Option to designate constraints as ‘Adaptivity-driving’ rather than ‘Assembling'

Adaptivity Constraint.png

 

One of the reasons Adaptivity so often fails is this: Inventor doesn’t know which constraints are meant to be actual Assembling constraints, and which are meant to drive an Adaptive part’s geometry.

 

Sometimes Inventor gets it right, but sometimes it doesn’t—especially as assemblies get larger and have more and more constraints. An Adaptive relationship that solves fine when there are only a few parts in the assembly can suddenly become sick when lots of parts are added and constrained, even if those parts are in no way constrained to the Adaptive part.

 

I’ve been told many times that Adaptivity is meant to be more of a “helper feature” during the initial design, and should be turned off once an Adaptive part is the right size.

 

I find this to be a completely unacceptable answer.

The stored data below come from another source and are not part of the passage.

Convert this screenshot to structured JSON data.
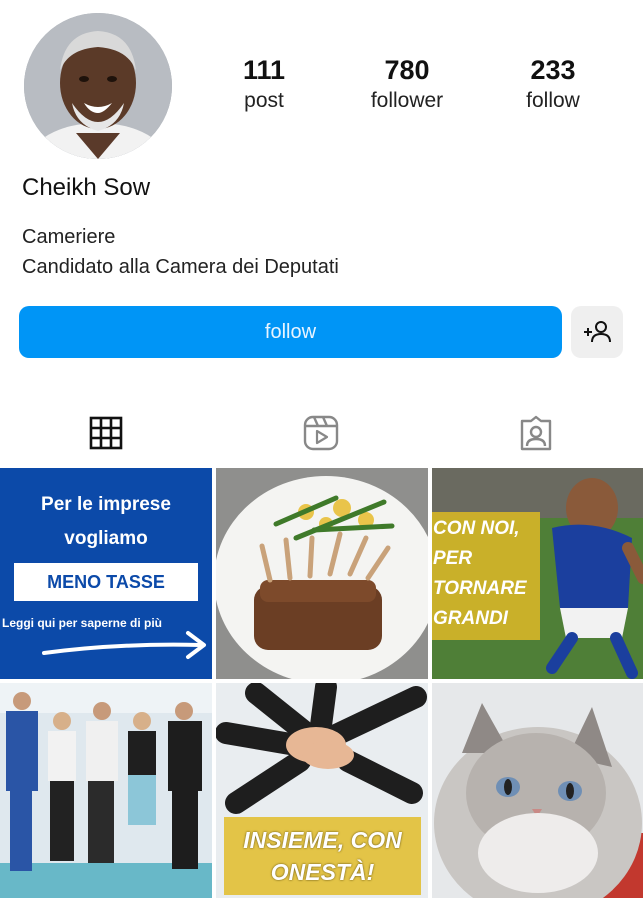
{
  "profile": {
    "name": "Cheikh Sow",
    "bio_line1": "Cameriere",
    "bio_line2": "Candidato alla Camera dei Deputati"
  },
  "stats": [
    {
      "value": "111",
      "label": "post"
    },
    {
      "value": "780",
      "label": "follower"
    },
    {
      "value": "233",
      "label": "follow"
    }
  ],
  "actions": {
    "follow_label": "follow",
    "add_user_icon": "person-plus-icon"
  },
  "tabs": [
    {
      "icon": "grid-icon",
      "active": true
    },
    {
      "icon": "reels-icon",
      "active": false
    },
    {
      "icon": "tagged-icon",
      "active": false
    }
  ],
  "posts": {
    "post1": {
      "line1": "Per le imprese",
      "line2": "vogliamo",
      "highlight": "MENO TASSE",
      "cta": "Leggi qui per saperne di più"
    },
    "post3": {
      "text_lines": [
        "CON NOI,",
        "PER",
        "TORNARE",
        "GRANDI"
      ]
    },
    "post5": {
      "line1": "INSIEME, CON",
      "line2": "ONESTÀ!"
    }
  },
  "colors": {
    "accent": "#0095f6",
    "post1_bg": "#0c4aa9",
    "post5_banner": "#e3c447",
    "post3_box": "#d4b428"
  }
}
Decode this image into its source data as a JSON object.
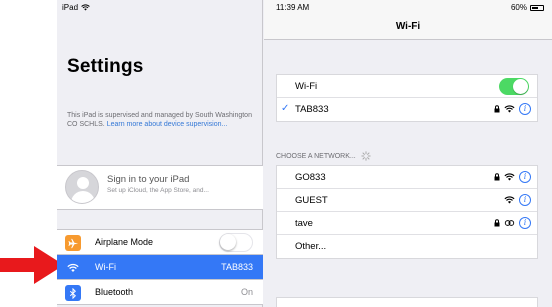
{
  "colors": {
    "accent": "#3478f6",
    "toggle_on": "#4cd964",
    "arrow": "#e8191c",
    "airplane": "#f79a2f",
    "bluetooth": "#3478f6"
  },
  "status": {
    "device": "iPad",
    "time": "11:39 AM",
    "battery": "60%"
  },
  "left": {
    "title": "Settings",
    "supervised_text": "This iPad is supervised and managed by South Washington CO SCHLS. ",
    "supervised_link": "Learn more about device supervision...",
    "signin_title": "Sign in to your iPad",
    "signin_subtitle": "Set up iCloud, the App Store, and...",
    "menu": [
      {
        "label": "Airplane Mode",
        "icon": "airplane-icon",
        "toggle": false
      },
      {
        "label": "Wi-Fi",
        "icon": "wifi-icon",
        "value": "TAB833",
        "selected": true
      },
      {
        "label": "Bluetooth",
        "icon": "bluetooth-icon",
        "value": "On"
      }
    ]
  },
  "right": {
    "title": "Wi-Fi",
    "wifi_label": "Wi-Fi",
    "wifi_on": true,
    "connected_network": "TAB833",
    "section_header": "CHOOSE A NETWORK...",
    "networks": [
      {
        "name": "GO833",
        "locked": true
      },
      {
        "name": "GUEST",
        "locked": false
      },
      {
        "name": "tave",
        "locked": true
      },
      {
        "name": "Other...",
        "other": true
      }
    ]
  }
}
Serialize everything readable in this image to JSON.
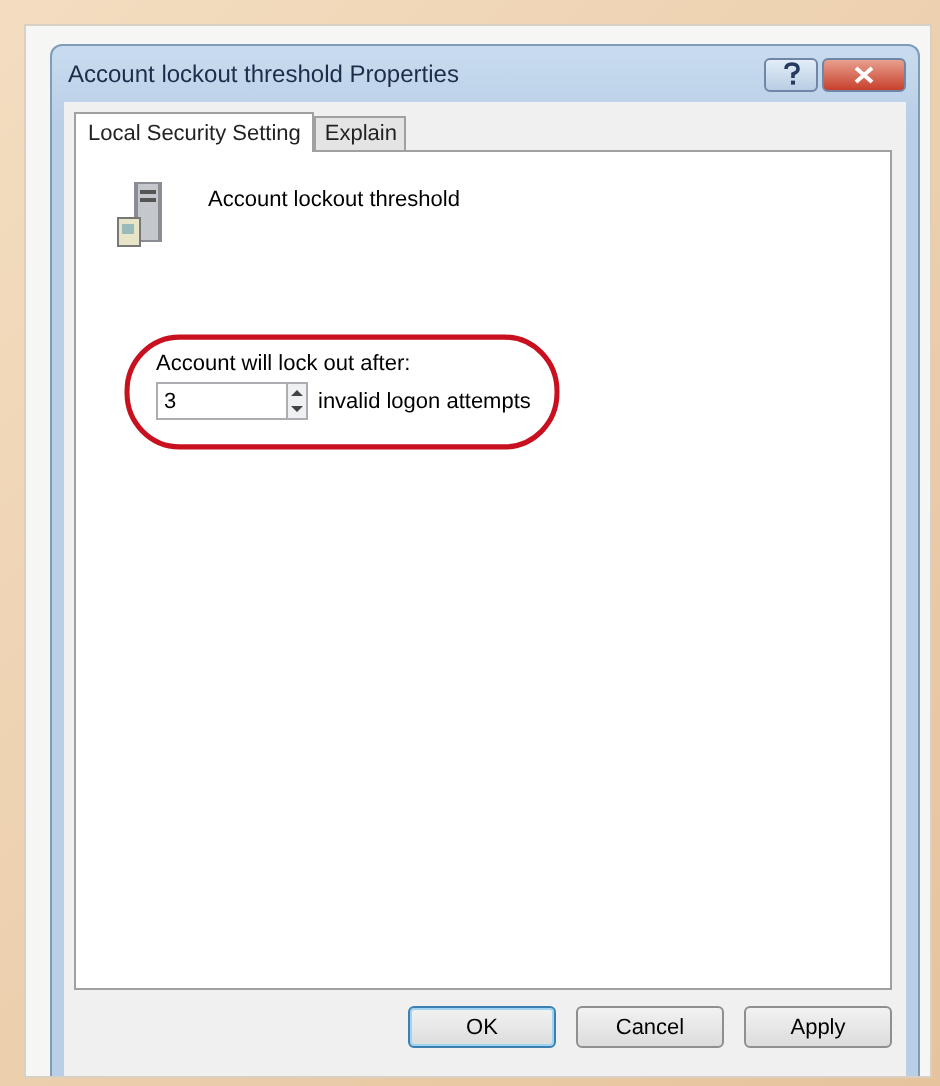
{
  "window": {
    "title": "Account lockout threshold Properties"
  },
  "tabs": [
    {
      "label": "Local Security Setting",
      "selected": true
    },
    {
      "label": "Explain",
      "selected": false
    }
  ],
  "policy": {
    "name": "Account lockout threshold"
  },
  "setting": {
    "label": "Account will lock out after:",
    "value": "3",
    "suffix": "invalid logon attempts",
    "highlighted": true
  },
  "buttons": [
    {
      "label": "OK",
      "default": true
    },
    {
      "label": "Cancel",
      "default": false
    },
    {
      "label": "Apply",
      "default": false
    }
  ]
}
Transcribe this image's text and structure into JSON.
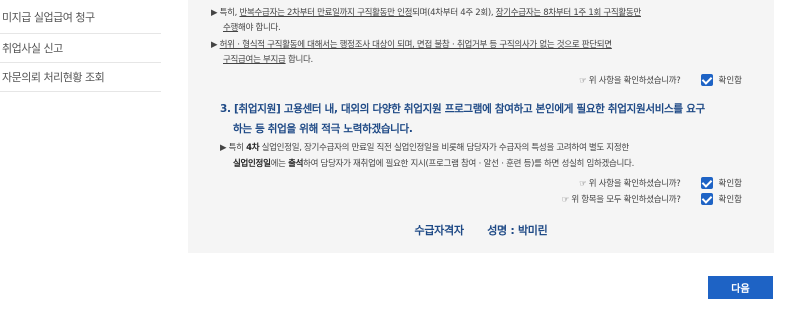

Why have Adaptivity at all if it can’t even adapt??

 

In my experience with Adaptivity, it’s robust enough if you’re careful to build assemblies with only one solution, and as long as you don’t have too many parts.

 

If we could designate specific constraints as constraints which are ONLY meant to drive a part’s adaptive features, and are NOT meant to try to change the position of the part on either side of the constraint (or vice versa), then I think Adaptivity could be 100% robust when carefully-designed assemblies are made.

 

The ability to specify the direction of the adaptivity-driving constraints would be a bonus, because then we could possibly even push geometry between two Adaptive parts and still be 100% robust, as the constraint would explicitly define which part drives which for each feature.

5 Comments
asiu
Advocate

Great suggestions about adaptivity. I was thinking that I have a problem on using the software after

I have tried various workflows. Sooner or later my adaptivity goes down the drain...

 

You have my votes on both requests.

DRoam
Mentor

Thanks for the votes and feedback, @asiu! I'd love for Adaptivity to become more robust, so your support is appreciated.

DRoam
Mentor

Other Adaptivity improvements you can vote for:

 

  1. Fix Projected-geometry Adaptivity and Copy Object adaptivity
  2. Add measurement parameters and the ability to make a shared sketch Adaptive
DRoam
Mentor

Another huge advantage to this would be this:

 

Ever notice how once you've applied a constraint to an Adaptive feature, you can no longer drag what you constrained to it in order to make your Adaptive part... adapt? Take the assembly in this Idea's picture for example. Say I've set up the pipe to have an adaptive length, where the left end is the "origin end" and the right end is the "stretching end". Then I constrain it as shown in the picture.

 

Then say I want to drag one of those I-beams to increase their distance. Well, guess what? I can't, because the so-called "adaptive" pipe is constrained to them, and the only way I can change the I-beam's distance is by actually applying a constraint to control their distance, thereby over-riding the pipe's current length and causing the Adaptivity to kick in.

 

How silly is that? My pipe is supposed to be "adaptive" and yet it's actually preventing me from moving the I-beams it's supposed to adapt to. It's actually dictating where things are in my assembly rather than adapting to where they are like it was designed to.

 

Why? I'll tell you why. Because Inventor has no idea that the constraint on the stretching-end of the pipe is ONLY supposed to adapt the pipe's length, it's NOT supposed to tell the I-beam where it should be.

 

But Inventor doesn't know this, so until another constraint is applied and says otherwise, Inventor's not going to try to adapt the length of that pipe, and it's definitely not going to let go of the constraint on the stretching-end long enough for me to re-position the I-beam where I want it.

 

But what if it would? What if Inventor knew that the constraint on the stretching-end of the pipe could be "relaxed" while I move the I-beam where I want it, and THEN re-applied to stretch the pipe to the new proper length?

 

What if, indeed. Hit the up-vote button on this Idea to find out. All I can tell you is, it's gonna be good, and you'll be amazed at how much better Adaptivity works.

 

 

Anonymous
Not applicable

Still waiting for this. It would make my life a lot easier and add a great amount of usefulness to Factory Design layouts. Inventor gurus please start working on this feature ASAP.